The word “y’all” is a contraction for “you all.” First Rule of Y’all: As with any contraction, an apostrophe is put in the place of missing letters. Here, those letters are the ‘o’ and ‘u’ of “you.” This means the apostrophe will never, ever be between the ‘a’ and the ‘l’ of “all.” There are no letters missing from the word “all.” I’m not even going to write it incorrectly because knowing it’s wrong on my LJ will aggravate my insomnia. I’ll end up lying in bed hallucinating softballs with their red thread punctuating “y’all” incorrectly being lobbed at my head, and I’ll have to get up and take a Vicodin, and damn if I’m wasting my drugs on something other than the its/it’s trauma.
Second Rule of Y’all: It never means anything except “you all.” As in, more than one of you. Two or more of you. Plural. Multiples. More than one person, one child, one dog, one raccoon out back rootin’ around in the trash.
But that can’t be, you think. Because you’ve seen Southerners on TV shows and in movies, and they are forever saying “y’all” to one person. The gorgeous belle sits at a bar in New Orleans, ceiling fans clacking overhead, one bead of sweat slowly traveling from beneath her ear lobe until it’s lost inside her ample cleavage, and the Yankee journalist wanders in, wiping his face with a handkerchief (it’s an old movie), whereupon the belle asks him, in her sultry voice, “Hot enough for y’all?” Or the Yankee journalist is racing his foreign-made car along the backroads of Valdosta, Georgia, trying to catch the guys who just stole his only copy of his handwritten notes (again, old movie) from his motel room, when the local sheriff (always overweight) stops him and drawls, “Where y’all going in such a hurry?”
But, you say, there’s ONLY ONE JOURNALIST walking into the bar! Driving the car! So that means Becky is wrong!
Right?
No. It means the script was written by a non-Southerner. Or after a Southerner wrote it, some non-Southerner came along and changed it. Because if a Southerner means one person, he or she doesn’t say “y’all.” We are quite familiar with the word “you” and we can use it with the same skill with which we nail plywood over the windows when a hurricane’s coming or fill a deviled egg plate to take to the family of a recently deceased person.

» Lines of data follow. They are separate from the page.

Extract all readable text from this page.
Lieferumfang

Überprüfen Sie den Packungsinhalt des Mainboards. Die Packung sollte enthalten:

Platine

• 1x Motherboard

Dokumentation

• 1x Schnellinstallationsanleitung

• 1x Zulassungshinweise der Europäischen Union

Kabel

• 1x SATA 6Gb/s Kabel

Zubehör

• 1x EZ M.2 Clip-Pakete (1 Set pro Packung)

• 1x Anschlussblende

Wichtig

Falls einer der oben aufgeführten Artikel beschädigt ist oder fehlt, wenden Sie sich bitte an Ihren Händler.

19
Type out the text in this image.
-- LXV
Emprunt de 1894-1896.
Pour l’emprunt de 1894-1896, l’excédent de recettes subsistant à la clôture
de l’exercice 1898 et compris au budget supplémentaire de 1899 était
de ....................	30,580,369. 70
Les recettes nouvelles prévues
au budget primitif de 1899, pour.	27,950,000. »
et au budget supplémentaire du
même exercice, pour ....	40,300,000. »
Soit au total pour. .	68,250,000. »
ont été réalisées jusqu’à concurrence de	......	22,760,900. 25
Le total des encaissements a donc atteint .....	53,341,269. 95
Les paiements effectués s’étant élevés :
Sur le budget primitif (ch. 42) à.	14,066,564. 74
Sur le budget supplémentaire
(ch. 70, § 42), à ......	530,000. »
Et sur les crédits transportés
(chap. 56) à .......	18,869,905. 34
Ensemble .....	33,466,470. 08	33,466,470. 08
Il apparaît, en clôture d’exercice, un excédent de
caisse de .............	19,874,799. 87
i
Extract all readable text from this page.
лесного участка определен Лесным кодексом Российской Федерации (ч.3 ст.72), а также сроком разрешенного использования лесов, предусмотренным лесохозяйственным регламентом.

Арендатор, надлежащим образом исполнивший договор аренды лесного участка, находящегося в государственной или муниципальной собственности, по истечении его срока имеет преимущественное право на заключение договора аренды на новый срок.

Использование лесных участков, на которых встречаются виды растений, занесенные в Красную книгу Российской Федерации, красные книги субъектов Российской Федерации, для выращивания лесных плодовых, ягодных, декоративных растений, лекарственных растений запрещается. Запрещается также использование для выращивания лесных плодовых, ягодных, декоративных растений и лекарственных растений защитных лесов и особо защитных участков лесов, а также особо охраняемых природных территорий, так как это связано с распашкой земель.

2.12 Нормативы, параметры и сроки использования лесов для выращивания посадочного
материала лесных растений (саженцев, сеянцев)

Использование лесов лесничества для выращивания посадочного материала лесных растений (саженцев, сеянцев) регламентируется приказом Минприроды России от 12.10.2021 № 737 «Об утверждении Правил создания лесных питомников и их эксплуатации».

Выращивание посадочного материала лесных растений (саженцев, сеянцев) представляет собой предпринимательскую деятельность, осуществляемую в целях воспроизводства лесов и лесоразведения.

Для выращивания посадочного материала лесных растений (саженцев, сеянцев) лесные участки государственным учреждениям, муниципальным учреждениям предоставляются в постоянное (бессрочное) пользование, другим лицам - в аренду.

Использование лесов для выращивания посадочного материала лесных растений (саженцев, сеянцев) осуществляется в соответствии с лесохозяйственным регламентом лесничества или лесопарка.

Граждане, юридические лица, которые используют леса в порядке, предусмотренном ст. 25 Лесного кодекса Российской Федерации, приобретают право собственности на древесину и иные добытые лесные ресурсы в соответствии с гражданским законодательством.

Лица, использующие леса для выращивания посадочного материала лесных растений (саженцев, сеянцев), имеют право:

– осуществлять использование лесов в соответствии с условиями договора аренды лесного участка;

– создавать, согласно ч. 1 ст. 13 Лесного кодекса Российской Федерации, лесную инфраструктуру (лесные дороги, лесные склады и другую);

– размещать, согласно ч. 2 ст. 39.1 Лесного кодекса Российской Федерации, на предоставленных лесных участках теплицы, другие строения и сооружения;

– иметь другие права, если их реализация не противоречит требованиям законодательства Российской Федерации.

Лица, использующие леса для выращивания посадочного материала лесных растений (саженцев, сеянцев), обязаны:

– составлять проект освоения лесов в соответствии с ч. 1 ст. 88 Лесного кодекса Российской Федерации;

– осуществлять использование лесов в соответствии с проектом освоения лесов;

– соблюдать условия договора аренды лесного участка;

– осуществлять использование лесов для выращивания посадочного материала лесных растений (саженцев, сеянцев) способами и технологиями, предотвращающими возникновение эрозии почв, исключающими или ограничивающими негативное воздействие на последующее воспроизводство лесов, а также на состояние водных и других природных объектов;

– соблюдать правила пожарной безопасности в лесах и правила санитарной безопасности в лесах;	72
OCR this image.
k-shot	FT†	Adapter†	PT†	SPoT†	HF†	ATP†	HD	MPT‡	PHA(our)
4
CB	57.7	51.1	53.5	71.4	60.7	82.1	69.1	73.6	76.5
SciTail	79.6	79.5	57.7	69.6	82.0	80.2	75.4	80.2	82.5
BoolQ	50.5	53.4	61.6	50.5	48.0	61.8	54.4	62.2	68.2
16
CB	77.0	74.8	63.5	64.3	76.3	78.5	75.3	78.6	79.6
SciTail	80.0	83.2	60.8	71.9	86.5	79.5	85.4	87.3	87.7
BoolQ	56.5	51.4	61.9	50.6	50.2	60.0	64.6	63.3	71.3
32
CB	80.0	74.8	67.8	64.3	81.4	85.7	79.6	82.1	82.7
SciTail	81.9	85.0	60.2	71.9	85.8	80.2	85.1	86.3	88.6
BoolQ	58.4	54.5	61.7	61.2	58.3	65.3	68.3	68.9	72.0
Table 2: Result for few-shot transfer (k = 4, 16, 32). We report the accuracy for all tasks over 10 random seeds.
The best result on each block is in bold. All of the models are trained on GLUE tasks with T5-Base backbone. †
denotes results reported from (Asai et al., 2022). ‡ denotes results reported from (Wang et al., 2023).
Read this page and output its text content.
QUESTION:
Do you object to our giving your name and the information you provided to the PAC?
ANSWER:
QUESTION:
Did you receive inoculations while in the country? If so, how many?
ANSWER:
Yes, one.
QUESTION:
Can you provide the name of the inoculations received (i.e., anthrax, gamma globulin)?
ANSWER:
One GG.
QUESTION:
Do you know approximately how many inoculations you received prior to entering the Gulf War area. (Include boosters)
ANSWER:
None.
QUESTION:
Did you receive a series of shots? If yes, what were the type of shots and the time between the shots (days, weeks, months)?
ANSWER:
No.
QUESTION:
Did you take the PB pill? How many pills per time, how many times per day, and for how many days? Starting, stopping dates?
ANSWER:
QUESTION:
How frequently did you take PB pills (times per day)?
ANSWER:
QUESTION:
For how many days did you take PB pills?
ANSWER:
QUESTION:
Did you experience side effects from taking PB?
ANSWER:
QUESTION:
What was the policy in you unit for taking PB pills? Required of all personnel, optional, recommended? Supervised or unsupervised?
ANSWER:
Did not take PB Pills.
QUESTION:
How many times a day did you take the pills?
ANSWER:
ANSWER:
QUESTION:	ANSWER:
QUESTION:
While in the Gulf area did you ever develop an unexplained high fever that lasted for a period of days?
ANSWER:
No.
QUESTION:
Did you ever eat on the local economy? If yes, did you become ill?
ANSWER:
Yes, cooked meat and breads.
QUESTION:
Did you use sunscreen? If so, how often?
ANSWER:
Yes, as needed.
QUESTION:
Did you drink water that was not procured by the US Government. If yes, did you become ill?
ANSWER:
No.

I believe I understand how this misconception of a singular “y’all” infiltrated the non-Southern brain. The non-Southerners don’t know about the unwritten grammar rule I call “implied others.” People who don’t know us hear us use “y’all” when we’re talking to a single person. For example, a non-Southerner sees two Southerners greet each other, and one asks the other, “How y’all doin’?” It does seem like one is calling the other one “y’all.” But I promise, in that case, “y’all” means you, your parents, your kid who got the fishing hook caught in his lip at the lake last weekend, your ex-husband’s sister who’s graduating from Ole Miss (or Ol’ Miss, but that’s a different battle), and that biscuit eater of a dog you let sleep in your bed. The person asked understands all this, but the non-Southerner has no idea.
It’s probably counterproductive to get into all y’all, all y’all’s, all y’allses’, or your mama and them. I personally have never hoped for miracles, just a well-placed apostrophe, the use of “y’all” only when more than one person is meant, and maybe that you realize sugar is as misplaced in cornbread or on grits as a softball is in my vicinity.